The Missal and Liturgy were in total flux based on a top-down imposition and experiment, with the final goal already in sight to those at the top, rather than being a rule of faith, grown from the bottom through incorporation and adoption of additional pieties brought forth by the "sensus fidelium" Christian people in their worship.
In the sense of this last point, I disagree with Bishop Dolan concerning the ENRICHMENT of the Missal, in what I see as the two sensible ADDITIONS made by John XXIII - adding St. Joseph to the Canon (as the people of the Church had been calling for for over 100 years), and adding additional prefaces to the Missal. I would also categorize the rubrical changes to the classification of feasts made to bring out the Temporal Cycle to precendence over the Sanctoral as a similarly motivated change - many people had been asking for this from good motives, and the rubrics on festal precendence were almost unintelligible, and required special annual calendars for the typical person to figure out; the problem as always was in the execution - by eliminating the extra collects and proper Last Gospel, commemoration of the minor Saints simply vanished during Lent, and the major Octaves when this change was made, which is bad.
Once viewed in this light, many of the things called for by the Fathers of Vatican II can similarly be seen as enriching - restoring a 3rd scripture lesson, restoration of the bidding prayers, ensuring a Homily every Sunday and feast day, clarification of the role of Priest vs. choir in the chants (unless the chants are given to the choir and thus the people, the people remain as disinterested spectators, and all the writing in the world won't get them to sing the proper chants as done in the rest of the Church, and the temptation then arises to add in obnoxious non-liturgical hymns for them), adding rubrics for the actions of the people during Mass, strengthening of the Lenten Fast by extending it to Holy Saturday.

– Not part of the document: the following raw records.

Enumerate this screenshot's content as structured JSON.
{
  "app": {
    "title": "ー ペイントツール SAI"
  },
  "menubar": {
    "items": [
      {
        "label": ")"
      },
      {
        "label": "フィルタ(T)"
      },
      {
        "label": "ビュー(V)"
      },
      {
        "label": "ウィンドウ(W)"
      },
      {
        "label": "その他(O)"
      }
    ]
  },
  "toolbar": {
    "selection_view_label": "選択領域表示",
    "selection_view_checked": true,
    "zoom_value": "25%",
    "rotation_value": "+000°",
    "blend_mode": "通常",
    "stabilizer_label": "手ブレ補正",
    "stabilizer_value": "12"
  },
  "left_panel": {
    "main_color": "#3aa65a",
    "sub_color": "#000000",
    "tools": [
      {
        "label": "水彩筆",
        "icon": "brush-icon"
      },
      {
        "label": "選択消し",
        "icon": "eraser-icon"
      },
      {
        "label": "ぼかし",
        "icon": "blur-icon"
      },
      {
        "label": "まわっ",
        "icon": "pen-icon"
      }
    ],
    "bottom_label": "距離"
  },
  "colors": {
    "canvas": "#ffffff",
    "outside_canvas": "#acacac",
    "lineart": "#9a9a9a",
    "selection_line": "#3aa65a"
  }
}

No one should oppose enrichment, especially that which lengthens the abysmally short amount of time people spend in Church worshipping the Lord and learning the faith. Everyone should impose destruction, needless change, and outright error.
Hermann you anarchist, you meant OPPOSE yes?
Rome should have simply stuck with her custom. There were precedents in various Medieval cognate usages of the Roman rite for other saints names being added to the canon.
It should have been left alone in deference to St. Gregory the Great who finalized the canon. Believe me, these liturgical changes dating back to St. Pius X's Breviary revisions are an ecumenical stumbling block as far as Orthodoxy is concerned.